Yes, we expected something like the color of a steaming cup of a Starbucks Mocha.

Instead he is much closer to the color of an Iced Chai Latte … with extra milk … once the ice has melted. Some will consider him White, although they might never say so. Such things are rarely spoken these days in civilized company. Except by those who will never think of him as White … because there are beautiful darker Colors in his Family Tree. In his face they will see Color. Even though in mine they do not.

Once “YELLOW” and I fell deeply and irrevocably in love, we both knew race and culture would always be issues for our family. We would need to learn to talk about something that most of us have agreed not to talk about. Or suffer the consequences of awkward, uncomfortable silence. We had to learn to share words that could help us understand that we were both people of color, but only one of us was White. And how much baggage that one five-letter word would have for both of us. White. We would need to learn to find a voice for sharing what we each were feeling, hoping that the other would empathize with our perspective. Even though the very word "White" would often make one of us an "us" and the other a "them". We would have to learn to deal with color in ways that made most of our friends and family uncomfortable. And us too.

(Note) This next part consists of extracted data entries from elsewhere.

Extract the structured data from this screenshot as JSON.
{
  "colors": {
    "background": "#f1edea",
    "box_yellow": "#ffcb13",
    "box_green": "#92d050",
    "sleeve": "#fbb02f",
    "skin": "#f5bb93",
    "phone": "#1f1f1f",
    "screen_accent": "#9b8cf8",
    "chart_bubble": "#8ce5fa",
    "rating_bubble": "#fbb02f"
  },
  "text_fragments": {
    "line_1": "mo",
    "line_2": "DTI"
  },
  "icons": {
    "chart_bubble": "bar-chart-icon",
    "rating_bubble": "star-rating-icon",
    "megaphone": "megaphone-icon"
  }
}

One day we will no longer deal with the words White and Color in this way. White and Black. White and Brown. Light Brown and Dark Brown. One day we will also see our shades of skin as a beautiful spectrum. But that day is not today. Today we are aware that he is not really White. Our child. And he is not really Brown. So we call him Mocha. At least until that other day comes. And we have better words for such things.

FIFTH: We call him Mocha because he gives us such great delight in the way he says the word.

Since acquiring language is such a labor of love for him, the way he pronounces many words is very unique. And Mocha is an excellent example. We are just so overjoyed that he has learned to speak at all. Every new word brings us great joy. We hope and long for the day when he will be able to use words with less effort … spoken … written … or digitized. We hope and long for a day when we won’t have to guess or anticipate so much what he is saying … or asking … or reporting. But today we delight in how far he has come in a few short cycles.

SIXTH: We call him Mocha because Autism is scary.

After more than seven cycles of dealing with Autism almost every hour of every single day ... including many mostly sleepless nights ... we don't even begin to understand what this word really means. Then again, we don't really know what Mocha means either. The ingREDients. The components. The causes. The cures. Just that it is sweet. And enjoyable.

So this mysterious word reminds us much more of our son than that other mysterious word. Now you might call that denial. And you might very well be right. But we simply love the way he says, "I - want - more - Mocha - please." So sweet. So enjoyable. Not scary at all.

So we invite you to meet Mocha. Our son. Our beloved. And love him. Too.